I don’t have much time, so I’ll just let you know that Caren Diamond and I will be on KKCR from 4 to 6 p.m. today. In fact, Caren just called because a Newell’s shearwater went down in her yard. This is the time when they’re heading out to sea, and these dark new moon nights are when they’re especially vulnerable to light attraction. So keep your outside lights off, your curtains drawn and be on the alert for fallen birds when you’re driving, especially around river valleys, or if you hear your dog barking. If you want more info on what to do and where to take them, check out the Humane Society website. And no, Caren wasn't doing anything "wrong." She just happens to live near a nesting area.
Getting back to the radio show, for the first half hour we’ll be talking with William John Cox, a retired Los Angeles County prosecutor and a former police sergeant with the Los Angeles Police Department, who is a member of Law Enforcement Against Prohibition. We’ll be discussing what happened with Proposition 19, the failed ballot measure to legalize marijuana in California.
Coincidentally, a friend sent a link this morning to this story about a tunnel that was found connecting Mexico to the U.S., with some 20 tons of marijuana inside. She added the message:
Legalize it, already!
And she doesn’t even smoke. She’s just practical and sensible.
The rest of the show will be devoted to some of our newly elected officials calling in to share their thoughts on what the next term holds. So join us at FM 90.9, 91.9, 92.7 or on line at KKCR.org. The other Out of the Box hosts, Jimmy Trujillo and Jonathan Jay, will also be in the studio.
In the meantime, if you’re interested in how the Army has does business, check out my article on how the Nuclear Regulatory Commission reacted to plans to build an $80 million Stryker Brigade training facility on land now contaminated with depleted uranium at Schofield Barracks.

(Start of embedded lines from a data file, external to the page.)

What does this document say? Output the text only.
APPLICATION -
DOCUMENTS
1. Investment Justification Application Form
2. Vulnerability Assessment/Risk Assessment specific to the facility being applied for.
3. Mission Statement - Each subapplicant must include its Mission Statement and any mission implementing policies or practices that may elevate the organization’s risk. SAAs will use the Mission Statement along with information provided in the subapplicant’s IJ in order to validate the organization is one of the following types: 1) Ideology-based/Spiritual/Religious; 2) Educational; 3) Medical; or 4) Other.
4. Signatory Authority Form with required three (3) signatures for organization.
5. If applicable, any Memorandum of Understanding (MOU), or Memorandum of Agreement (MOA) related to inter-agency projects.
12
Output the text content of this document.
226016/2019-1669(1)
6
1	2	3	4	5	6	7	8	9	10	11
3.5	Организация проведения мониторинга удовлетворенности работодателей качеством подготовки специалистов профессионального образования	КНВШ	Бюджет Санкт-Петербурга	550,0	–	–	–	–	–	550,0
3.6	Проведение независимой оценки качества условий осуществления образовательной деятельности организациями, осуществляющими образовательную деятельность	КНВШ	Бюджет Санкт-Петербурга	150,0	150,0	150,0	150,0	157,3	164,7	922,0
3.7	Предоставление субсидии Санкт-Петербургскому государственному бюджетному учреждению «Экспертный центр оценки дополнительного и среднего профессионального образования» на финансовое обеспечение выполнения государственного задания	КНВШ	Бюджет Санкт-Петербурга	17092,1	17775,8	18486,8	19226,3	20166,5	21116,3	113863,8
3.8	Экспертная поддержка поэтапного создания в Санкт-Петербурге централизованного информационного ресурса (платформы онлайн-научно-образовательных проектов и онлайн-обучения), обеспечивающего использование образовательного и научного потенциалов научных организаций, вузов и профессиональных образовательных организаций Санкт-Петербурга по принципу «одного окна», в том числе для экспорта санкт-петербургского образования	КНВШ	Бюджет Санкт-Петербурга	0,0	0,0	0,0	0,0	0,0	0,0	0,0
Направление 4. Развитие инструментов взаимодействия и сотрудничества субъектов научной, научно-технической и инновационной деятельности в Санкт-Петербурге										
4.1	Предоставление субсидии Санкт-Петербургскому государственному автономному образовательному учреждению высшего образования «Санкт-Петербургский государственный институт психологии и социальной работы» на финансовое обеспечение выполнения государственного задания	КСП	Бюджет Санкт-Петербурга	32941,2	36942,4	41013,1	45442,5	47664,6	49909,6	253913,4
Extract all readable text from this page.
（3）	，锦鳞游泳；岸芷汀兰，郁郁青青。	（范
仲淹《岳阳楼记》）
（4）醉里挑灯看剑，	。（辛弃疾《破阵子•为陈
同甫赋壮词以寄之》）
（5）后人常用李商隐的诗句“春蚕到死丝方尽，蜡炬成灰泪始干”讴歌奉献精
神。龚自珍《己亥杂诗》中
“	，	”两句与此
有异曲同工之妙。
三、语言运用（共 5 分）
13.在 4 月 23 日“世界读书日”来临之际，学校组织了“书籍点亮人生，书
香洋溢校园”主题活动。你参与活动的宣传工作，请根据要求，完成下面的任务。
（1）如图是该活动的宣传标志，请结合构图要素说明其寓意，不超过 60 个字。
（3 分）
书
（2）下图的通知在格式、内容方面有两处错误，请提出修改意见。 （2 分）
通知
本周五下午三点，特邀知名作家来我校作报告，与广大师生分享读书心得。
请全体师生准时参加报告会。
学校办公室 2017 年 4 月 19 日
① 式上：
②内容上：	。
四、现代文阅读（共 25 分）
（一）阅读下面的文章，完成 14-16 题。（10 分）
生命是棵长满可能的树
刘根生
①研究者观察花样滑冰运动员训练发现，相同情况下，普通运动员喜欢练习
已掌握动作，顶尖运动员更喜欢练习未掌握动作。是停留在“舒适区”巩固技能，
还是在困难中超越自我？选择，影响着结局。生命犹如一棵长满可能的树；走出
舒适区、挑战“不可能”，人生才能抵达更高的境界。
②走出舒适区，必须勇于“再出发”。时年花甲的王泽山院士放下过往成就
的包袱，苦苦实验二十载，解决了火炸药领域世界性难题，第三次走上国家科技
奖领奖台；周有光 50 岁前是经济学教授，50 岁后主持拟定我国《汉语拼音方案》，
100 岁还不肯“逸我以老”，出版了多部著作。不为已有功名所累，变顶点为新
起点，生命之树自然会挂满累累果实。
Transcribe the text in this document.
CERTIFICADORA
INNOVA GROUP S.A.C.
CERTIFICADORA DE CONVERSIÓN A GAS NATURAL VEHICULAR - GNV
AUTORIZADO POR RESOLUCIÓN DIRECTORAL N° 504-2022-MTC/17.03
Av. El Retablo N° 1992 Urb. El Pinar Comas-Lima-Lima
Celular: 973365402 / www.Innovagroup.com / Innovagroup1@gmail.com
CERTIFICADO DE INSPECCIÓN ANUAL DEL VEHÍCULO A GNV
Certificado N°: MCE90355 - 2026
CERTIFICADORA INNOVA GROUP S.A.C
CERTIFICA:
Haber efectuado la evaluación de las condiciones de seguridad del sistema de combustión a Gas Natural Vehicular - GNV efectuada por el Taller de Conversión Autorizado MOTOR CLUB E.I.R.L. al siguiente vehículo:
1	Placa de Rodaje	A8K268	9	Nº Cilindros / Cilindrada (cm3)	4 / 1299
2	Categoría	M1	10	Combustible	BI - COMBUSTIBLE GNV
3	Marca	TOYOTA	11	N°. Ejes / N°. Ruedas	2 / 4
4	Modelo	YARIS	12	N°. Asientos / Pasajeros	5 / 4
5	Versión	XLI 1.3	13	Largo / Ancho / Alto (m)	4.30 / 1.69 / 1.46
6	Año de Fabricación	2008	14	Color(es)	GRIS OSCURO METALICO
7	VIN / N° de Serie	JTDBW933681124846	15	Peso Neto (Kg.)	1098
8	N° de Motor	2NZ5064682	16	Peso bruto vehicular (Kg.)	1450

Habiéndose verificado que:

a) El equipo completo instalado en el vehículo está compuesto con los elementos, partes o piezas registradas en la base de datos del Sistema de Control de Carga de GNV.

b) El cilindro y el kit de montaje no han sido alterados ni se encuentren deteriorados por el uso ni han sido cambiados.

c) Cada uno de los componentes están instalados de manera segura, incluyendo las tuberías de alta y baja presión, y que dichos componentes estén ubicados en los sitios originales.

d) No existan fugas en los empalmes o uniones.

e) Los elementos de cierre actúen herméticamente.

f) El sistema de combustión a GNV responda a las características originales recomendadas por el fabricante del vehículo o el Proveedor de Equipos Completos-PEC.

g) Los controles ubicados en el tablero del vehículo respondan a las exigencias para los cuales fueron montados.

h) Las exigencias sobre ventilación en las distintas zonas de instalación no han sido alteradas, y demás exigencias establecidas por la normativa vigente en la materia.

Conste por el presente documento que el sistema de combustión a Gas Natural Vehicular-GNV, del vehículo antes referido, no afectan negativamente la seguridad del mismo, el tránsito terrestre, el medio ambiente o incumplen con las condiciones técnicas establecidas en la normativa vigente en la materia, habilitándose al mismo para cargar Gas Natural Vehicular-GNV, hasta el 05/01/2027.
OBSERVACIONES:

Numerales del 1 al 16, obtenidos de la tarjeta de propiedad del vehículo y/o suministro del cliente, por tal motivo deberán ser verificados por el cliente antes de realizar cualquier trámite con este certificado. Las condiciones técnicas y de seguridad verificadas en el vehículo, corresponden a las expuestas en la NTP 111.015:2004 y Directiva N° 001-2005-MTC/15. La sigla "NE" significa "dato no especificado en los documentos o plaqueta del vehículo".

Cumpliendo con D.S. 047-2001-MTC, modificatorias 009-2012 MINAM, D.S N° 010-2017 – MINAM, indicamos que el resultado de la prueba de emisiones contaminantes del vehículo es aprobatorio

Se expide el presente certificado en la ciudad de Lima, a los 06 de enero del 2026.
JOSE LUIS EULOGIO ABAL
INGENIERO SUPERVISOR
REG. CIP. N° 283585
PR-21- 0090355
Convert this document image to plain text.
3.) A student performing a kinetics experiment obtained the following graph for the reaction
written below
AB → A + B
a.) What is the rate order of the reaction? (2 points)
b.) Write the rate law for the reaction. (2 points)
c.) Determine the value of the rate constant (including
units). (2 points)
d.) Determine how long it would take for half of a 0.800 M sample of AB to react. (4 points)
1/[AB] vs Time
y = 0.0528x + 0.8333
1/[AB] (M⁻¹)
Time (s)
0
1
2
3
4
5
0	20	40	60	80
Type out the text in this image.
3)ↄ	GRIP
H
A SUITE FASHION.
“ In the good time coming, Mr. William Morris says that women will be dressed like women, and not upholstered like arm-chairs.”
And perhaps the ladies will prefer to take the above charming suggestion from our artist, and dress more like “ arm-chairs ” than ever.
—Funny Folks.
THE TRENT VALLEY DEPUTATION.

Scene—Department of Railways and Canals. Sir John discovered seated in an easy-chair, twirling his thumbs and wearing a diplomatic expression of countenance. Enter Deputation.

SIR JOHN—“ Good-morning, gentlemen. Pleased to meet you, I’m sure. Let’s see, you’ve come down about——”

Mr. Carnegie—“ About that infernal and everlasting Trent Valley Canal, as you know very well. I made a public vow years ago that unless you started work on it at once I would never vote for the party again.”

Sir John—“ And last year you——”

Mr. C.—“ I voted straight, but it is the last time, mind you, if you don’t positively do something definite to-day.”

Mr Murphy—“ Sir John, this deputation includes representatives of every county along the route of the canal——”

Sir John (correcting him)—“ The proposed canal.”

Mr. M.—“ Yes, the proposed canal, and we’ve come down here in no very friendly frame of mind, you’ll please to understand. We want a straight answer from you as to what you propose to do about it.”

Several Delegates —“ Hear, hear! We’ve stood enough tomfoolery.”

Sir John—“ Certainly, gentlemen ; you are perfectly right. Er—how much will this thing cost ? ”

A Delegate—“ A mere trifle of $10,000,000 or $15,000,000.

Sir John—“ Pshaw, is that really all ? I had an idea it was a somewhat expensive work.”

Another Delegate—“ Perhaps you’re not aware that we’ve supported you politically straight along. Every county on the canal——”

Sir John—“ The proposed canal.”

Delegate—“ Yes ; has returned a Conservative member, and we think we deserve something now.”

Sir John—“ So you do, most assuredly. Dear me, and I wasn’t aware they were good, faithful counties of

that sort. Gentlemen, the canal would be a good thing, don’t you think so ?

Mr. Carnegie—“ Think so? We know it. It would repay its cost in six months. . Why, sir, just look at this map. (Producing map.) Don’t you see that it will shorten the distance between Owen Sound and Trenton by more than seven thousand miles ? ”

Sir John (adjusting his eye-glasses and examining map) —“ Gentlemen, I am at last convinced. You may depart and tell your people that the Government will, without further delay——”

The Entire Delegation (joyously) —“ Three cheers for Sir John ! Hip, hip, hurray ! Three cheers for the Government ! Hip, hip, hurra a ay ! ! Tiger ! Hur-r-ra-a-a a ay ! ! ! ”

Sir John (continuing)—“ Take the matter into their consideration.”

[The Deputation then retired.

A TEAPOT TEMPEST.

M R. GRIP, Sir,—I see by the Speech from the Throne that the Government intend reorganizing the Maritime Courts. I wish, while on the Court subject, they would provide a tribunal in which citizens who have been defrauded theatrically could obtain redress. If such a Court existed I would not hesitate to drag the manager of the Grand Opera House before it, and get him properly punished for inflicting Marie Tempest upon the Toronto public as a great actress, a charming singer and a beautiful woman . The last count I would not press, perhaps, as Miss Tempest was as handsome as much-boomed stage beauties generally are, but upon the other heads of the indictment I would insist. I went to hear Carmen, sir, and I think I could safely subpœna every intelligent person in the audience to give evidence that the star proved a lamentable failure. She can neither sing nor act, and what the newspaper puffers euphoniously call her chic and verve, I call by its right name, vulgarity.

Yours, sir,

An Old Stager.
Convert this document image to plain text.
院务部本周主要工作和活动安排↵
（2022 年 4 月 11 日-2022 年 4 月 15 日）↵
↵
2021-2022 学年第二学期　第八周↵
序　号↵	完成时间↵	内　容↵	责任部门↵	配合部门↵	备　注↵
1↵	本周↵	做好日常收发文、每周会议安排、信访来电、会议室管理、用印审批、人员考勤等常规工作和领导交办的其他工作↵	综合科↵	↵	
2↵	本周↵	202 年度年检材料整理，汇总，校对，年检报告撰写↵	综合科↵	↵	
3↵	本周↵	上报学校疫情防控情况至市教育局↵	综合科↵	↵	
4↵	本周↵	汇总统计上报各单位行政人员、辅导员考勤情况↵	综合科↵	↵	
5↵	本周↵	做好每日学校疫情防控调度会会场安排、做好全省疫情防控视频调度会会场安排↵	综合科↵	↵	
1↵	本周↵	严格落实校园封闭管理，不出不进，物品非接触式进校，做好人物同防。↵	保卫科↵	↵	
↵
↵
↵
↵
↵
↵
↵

Finally, in the every picture tells a story department, the debris deposited by Tuesday’s big surf makes it pretty clear that Joe Brescia incorporated a good chunk of public beach into his front lawn, even with a 60- to 70-foot setback. And to think he wanted to build just 31 feet from the water! Heck, he should be grateful to the beach preservationists for saving him from that folly.